After the eight-week trial was complete, LDL levels decreased by 26 percent in the group eating 1 percent of spirulina and 41 percent in the group eating 5 percent spirulina, which heavily suggests that the more we eat, the more benefits we will receive! Serum triglycerides and total cholesterol were also significantly reduced.
7. Lowers Chance of Stroke
In the study above, researchers also discovered that the spirulina supplementation lowered intimal aorta surface by 33 percent to 48 percent, which suggests that it can prevent atherosclerosis and subsequent stroke.

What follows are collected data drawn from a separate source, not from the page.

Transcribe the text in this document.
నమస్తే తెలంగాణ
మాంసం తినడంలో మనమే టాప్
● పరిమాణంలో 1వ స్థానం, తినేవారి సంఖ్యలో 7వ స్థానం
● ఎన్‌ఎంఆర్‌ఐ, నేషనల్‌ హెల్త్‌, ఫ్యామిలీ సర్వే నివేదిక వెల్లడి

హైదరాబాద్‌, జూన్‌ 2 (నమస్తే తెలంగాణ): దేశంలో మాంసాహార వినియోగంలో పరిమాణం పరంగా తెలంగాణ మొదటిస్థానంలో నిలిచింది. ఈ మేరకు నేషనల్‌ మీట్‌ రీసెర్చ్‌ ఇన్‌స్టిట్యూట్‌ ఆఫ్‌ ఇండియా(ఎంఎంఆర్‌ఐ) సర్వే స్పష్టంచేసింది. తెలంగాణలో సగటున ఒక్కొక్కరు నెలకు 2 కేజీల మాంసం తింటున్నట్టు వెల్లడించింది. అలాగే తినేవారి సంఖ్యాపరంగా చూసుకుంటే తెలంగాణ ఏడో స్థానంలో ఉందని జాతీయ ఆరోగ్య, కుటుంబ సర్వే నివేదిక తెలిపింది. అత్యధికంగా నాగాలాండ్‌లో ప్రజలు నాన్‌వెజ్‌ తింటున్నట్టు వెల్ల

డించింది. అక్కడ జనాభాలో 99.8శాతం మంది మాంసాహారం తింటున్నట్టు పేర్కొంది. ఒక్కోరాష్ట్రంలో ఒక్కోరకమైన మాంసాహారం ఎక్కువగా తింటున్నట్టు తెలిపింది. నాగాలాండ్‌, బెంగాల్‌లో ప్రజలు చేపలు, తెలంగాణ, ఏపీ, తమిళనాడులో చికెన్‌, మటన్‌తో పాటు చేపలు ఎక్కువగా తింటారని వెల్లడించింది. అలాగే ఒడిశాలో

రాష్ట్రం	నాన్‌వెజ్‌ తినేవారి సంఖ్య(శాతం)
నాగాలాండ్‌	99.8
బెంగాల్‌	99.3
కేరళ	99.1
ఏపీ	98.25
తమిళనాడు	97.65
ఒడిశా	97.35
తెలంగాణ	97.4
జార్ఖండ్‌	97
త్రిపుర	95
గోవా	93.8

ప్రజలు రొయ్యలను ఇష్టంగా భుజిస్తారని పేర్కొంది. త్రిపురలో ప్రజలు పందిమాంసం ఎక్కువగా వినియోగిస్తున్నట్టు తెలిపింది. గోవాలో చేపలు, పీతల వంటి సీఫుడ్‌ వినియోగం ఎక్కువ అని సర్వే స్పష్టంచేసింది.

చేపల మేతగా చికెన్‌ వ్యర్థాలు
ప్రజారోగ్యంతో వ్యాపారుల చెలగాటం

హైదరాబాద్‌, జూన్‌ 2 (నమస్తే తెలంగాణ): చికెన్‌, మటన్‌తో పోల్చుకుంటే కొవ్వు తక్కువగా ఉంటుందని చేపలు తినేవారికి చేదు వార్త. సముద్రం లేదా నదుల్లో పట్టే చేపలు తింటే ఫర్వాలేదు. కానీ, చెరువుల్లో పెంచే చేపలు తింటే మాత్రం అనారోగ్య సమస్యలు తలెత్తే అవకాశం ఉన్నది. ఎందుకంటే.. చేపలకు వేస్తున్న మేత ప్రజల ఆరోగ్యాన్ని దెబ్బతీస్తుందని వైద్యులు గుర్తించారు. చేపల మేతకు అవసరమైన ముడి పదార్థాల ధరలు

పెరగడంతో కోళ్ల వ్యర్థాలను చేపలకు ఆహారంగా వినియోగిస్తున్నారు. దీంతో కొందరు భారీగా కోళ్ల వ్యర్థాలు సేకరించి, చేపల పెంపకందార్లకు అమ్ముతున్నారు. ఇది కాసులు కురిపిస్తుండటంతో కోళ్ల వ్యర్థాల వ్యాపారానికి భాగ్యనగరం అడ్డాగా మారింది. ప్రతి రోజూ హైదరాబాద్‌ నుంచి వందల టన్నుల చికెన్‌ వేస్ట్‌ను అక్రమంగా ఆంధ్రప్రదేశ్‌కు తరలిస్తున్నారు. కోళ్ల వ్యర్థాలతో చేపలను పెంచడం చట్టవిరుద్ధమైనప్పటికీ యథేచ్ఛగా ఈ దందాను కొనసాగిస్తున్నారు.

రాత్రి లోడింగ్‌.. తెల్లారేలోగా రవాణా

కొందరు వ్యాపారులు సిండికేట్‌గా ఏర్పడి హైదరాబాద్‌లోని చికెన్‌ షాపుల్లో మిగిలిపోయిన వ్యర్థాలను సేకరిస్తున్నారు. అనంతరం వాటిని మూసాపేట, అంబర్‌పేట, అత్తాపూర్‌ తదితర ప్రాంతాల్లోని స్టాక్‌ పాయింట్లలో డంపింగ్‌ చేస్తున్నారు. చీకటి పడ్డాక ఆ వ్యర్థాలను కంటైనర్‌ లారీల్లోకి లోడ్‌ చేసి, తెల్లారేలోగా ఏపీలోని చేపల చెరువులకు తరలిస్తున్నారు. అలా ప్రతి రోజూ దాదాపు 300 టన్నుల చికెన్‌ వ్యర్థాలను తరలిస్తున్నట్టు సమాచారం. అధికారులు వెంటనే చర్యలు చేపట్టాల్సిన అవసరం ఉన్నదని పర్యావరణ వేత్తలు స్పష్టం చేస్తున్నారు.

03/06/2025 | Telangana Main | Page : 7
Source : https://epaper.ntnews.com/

It’s important to remember that this clinical trial was conducted on animals that were still eating a HCD, and it highlights that regular spirulina consumption may literally reverse some of the damage done by eating a poor diet.
8. Boosts Energy
When you look at the chemical composition of spirulina, it’s no wonder that people who regularly consume it have an abundance of energy. Dr. Mehmet Oz recommends combining 1 teaspoon of spirulina powder with 12 ounces of lime juice and freezing the mixture in ice cube trays for a healthy boost.
According to Dr. Oz, spirulina and lime enhance energy performance because they unlock sugar from our cells and, when frozen, the cold from the ice boosts metabolic energy while giving our bodies a “wake-up call.”
It’s important to note that this has not been studied in clinical trials, although there are many anecdotal reports that spirulina may boost energy levels.